Luckily, FinCEN does not intend to apply this stricter $250 threshold to cryptocurrency transactions. Exchanges like Coinbase that deal in cryptocurrency would be subject to the separate, and looser, $3,000 recordkeeping threshold proposed on Dec. 23. This lighter touch makes sense. From a money laundering perspective, cryptocurrency is not as risky as fiat.
Earth to FinCEN: 'We care about privacy'
Fair or not, the rule won’t stop cryptocurrency users from feeling furious. FinCEN is well aware of this. From 2008 to Dec. 22, 2020, the day before it issued its unhosted wallet rule proposal, it received 3,724 submissions from the public in response to its rules and notices. A typical proposed rule change might have attracted 50 lawyerly responses. The 7,477 comments that have been lodged since Dec. 23 represents 67% of all public responses FinCEN has ever received!

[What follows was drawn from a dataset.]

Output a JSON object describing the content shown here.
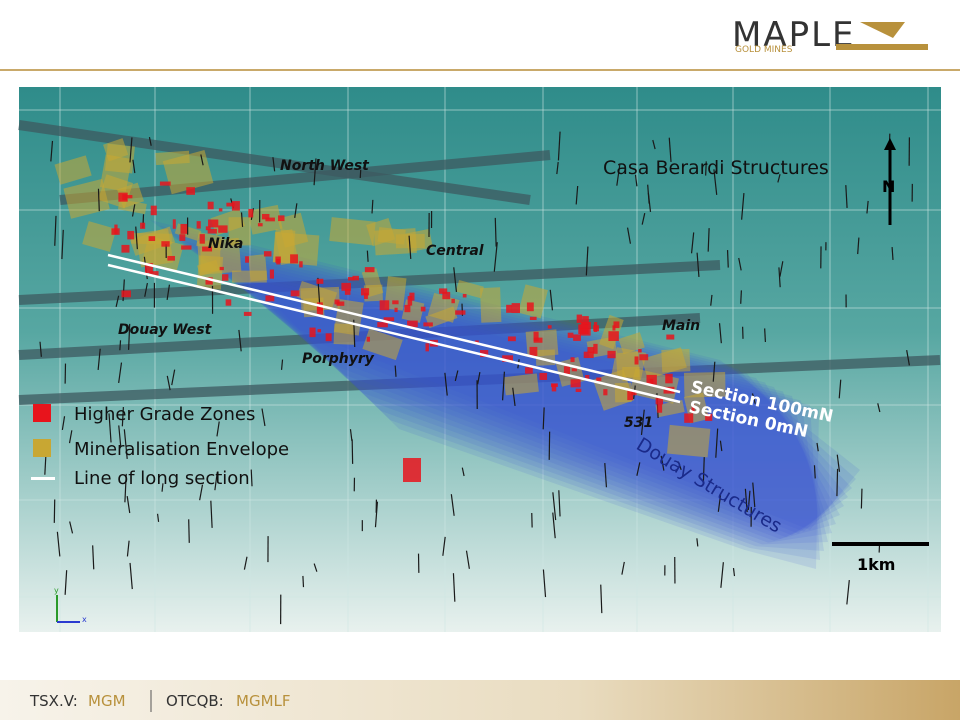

Many of these comments mention privacy. FinCEN and other regulatory agencies that implement anti-money laundering rules have historically given short shrift to privacy concerns. The explosion of comments is a stern reminder the public cares about this issue. And while this probably won't stop the extension of existing money laundering law into crypto, it may start to affect the discussion about thresholds.
When FinCEN discusses the level at which to set thresholds (such as the $3,000 threshold for recordkeeping), it is trying to balance a number of conflicting concerns. These include its duty to fight the crime of money laundering, the administrative burden faced by the private sector, and the impact on financial inclusion. If thresholds are too strict, financial institutions will find them too costly to implement, and vulnerable members of society will be excluded from making payments. Too loose and FinCEN is not doing its job of stopping money laundering.
The 7,477 angry comments will oblige FinCEN to consider, perhaps for the first time, financial privacy in its decision about where to set thresholds. Why a $3,000 recordkeeping threshold? Might not privacy concerns merit a $5,000 trigger? Personal privacy should not only be a factor in setting cryptocurrency thresholds. What about the $10,000 threshold on cash transaction reporting, or the new $250 ceiling faced by money transmitters like Western Union?
I have no idea how FinCEN will react to the public’s response. But one thing is for sure. They have a lot of reading to do.